The design is described per section:


For obvious reasons the robot was held as light as possible, making it more mobile and easier attachable to the window surfaces. Attachment was first done by windshield washer fluid pump to generate a negative pressure. This turned out to not be a suitable choice as it required a cooldown period and would quickly need membrane repairs.

After this the designers set on the use of a centrifugal blower that creates a pressure difference which ‘pulls’ the robot to the window. This also resulted in a higher air flow rate making it so that the robot would almost instantaneously stuck to the surface upon placing.

The robots movement came from a pair of high friction wheels at the back of the robot. The friction on these wheels create an additional ‘sticking’ factor for the robot to be able to stay on the window surface.

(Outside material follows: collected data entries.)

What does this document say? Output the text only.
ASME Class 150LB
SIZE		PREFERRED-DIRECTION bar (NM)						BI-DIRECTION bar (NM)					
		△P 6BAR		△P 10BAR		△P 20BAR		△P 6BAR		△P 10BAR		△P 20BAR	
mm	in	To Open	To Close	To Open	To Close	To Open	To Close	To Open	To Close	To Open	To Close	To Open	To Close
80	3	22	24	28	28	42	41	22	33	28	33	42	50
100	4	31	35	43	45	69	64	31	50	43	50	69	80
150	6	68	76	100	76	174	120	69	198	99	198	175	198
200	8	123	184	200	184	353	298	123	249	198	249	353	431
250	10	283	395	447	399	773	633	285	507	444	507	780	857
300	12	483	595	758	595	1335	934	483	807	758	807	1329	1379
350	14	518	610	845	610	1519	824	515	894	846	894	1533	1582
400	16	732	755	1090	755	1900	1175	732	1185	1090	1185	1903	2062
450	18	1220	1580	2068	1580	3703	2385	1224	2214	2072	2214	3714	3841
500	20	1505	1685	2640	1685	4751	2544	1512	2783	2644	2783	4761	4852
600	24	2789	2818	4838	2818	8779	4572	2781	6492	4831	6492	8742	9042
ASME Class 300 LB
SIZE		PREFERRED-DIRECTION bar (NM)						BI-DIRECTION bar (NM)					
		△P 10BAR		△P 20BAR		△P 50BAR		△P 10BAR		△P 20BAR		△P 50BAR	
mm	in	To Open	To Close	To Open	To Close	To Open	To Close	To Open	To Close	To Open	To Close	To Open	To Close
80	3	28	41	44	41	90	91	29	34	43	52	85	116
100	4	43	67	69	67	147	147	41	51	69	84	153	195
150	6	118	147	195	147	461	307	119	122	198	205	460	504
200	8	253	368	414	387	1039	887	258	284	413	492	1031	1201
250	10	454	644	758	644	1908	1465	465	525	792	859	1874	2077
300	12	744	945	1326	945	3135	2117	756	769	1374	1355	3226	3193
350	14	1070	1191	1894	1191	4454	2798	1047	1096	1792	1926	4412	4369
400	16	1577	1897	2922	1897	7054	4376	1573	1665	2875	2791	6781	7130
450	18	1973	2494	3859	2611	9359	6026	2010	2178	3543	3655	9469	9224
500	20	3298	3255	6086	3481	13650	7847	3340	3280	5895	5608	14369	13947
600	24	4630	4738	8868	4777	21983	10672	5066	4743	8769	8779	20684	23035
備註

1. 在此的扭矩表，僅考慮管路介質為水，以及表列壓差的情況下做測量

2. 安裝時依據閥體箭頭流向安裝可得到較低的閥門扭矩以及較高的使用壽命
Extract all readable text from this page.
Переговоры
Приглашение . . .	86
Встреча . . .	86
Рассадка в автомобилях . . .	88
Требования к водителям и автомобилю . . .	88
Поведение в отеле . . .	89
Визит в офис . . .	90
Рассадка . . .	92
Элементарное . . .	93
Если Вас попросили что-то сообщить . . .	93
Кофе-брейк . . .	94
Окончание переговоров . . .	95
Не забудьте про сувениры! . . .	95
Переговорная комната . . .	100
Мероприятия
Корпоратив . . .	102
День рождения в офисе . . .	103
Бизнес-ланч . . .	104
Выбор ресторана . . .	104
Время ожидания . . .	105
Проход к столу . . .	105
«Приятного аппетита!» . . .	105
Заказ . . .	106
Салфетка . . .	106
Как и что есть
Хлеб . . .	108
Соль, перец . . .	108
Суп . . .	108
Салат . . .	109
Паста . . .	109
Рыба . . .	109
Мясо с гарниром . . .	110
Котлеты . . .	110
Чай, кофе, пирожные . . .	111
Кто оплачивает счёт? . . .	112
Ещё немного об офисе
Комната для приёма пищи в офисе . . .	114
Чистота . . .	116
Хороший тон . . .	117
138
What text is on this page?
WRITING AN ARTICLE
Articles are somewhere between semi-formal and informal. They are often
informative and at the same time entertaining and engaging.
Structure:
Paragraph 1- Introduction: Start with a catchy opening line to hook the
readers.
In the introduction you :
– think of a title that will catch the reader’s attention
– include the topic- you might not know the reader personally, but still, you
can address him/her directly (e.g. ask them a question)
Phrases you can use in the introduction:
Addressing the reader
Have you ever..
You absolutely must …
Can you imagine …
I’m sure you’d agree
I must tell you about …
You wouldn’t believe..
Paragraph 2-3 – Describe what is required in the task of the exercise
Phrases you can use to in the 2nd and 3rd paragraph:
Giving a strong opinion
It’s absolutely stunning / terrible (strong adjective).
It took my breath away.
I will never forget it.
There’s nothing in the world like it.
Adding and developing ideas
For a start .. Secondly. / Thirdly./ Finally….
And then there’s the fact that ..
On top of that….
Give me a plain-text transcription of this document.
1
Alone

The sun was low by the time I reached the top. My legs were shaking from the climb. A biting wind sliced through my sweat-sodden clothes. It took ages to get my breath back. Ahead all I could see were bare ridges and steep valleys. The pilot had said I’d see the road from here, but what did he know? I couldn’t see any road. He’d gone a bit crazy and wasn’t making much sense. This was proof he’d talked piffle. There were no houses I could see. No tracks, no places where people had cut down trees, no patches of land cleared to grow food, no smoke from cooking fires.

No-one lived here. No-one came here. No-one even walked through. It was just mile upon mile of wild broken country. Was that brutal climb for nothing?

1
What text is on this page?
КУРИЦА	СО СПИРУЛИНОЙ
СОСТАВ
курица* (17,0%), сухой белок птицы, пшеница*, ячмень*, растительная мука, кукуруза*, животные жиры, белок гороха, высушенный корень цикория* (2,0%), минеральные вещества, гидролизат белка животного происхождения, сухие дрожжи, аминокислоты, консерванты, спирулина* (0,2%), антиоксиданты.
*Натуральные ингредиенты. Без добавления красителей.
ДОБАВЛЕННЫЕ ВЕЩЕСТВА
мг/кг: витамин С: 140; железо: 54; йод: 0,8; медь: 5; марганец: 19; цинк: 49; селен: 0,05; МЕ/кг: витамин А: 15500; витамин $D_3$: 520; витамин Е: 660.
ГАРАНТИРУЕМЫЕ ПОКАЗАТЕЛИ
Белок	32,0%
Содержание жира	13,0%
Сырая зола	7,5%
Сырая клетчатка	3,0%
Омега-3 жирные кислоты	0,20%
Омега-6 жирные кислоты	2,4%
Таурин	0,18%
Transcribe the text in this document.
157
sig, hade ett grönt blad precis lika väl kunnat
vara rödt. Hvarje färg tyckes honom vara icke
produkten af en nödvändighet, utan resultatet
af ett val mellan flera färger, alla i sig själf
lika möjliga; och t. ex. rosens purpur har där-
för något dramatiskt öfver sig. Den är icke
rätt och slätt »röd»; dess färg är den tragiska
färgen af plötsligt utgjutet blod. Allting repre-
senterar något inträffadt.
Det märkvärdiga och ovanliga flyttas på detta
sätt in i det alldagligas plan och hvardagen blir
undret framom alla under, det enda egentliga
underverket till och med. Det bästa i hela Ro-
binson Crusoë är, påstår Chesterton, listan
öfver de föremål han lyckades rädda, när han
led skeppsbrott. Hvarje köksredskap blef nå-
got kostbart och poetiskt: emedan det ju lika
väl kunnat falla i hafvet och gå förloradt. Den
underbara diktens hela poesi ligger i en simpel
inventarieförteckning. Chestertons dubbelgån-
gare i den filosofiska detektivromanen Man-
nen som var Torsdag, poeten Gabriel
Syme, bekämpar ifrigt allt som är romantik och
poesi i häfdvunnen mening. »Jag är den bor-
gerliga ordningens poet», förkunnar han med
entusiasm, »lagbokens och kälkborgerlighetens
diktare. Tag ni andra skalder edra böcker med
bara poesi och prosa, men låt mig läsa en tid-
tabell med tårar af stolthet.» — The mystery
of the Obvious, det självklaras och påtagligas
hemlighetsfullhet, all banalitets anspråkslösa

The biggest challenge was formed by the fact that the robot needed to be able to navigate multiple windows, and thus needed to be able to transfer over ledges to neighbouring window panes. The solution used in this design was the attachment of stilts to the side of the robot. When the robot approaches a window ledge, these stilts will support the robot whilst its ‘hanging’ from the safety cord attached at the top of the building. This safety cord would be able to navigate the top of the building, moving the robot over any ledges it may encounter. In order for this to work, the robot most only extend these stilts when it is needed to get over a ledge, otherwise the robot will lose suction and fall of the window.

Software and electronics:

The software of the robot was deemed to be fairly straightforward. The operational principle is to have the robot drive along the perimeter of the bottom window, then fill in missing area (having measured the window by means of wheel turns). The robot then lifts itself to the top window pane, and cleans it with the same pattern. It lowers itself down using the safety tether again, and waits at the starting point to be picked up by the operator.

It is important to maintain a straight heading using the accelerometer data (which essentially indicates the direction of gravity) and the encoder data (which indicates wheel speeds, which must be matched between the robots). This part of the system control is done on the motor control AVR, and is the bare-bones “low-level” functionality of the robot.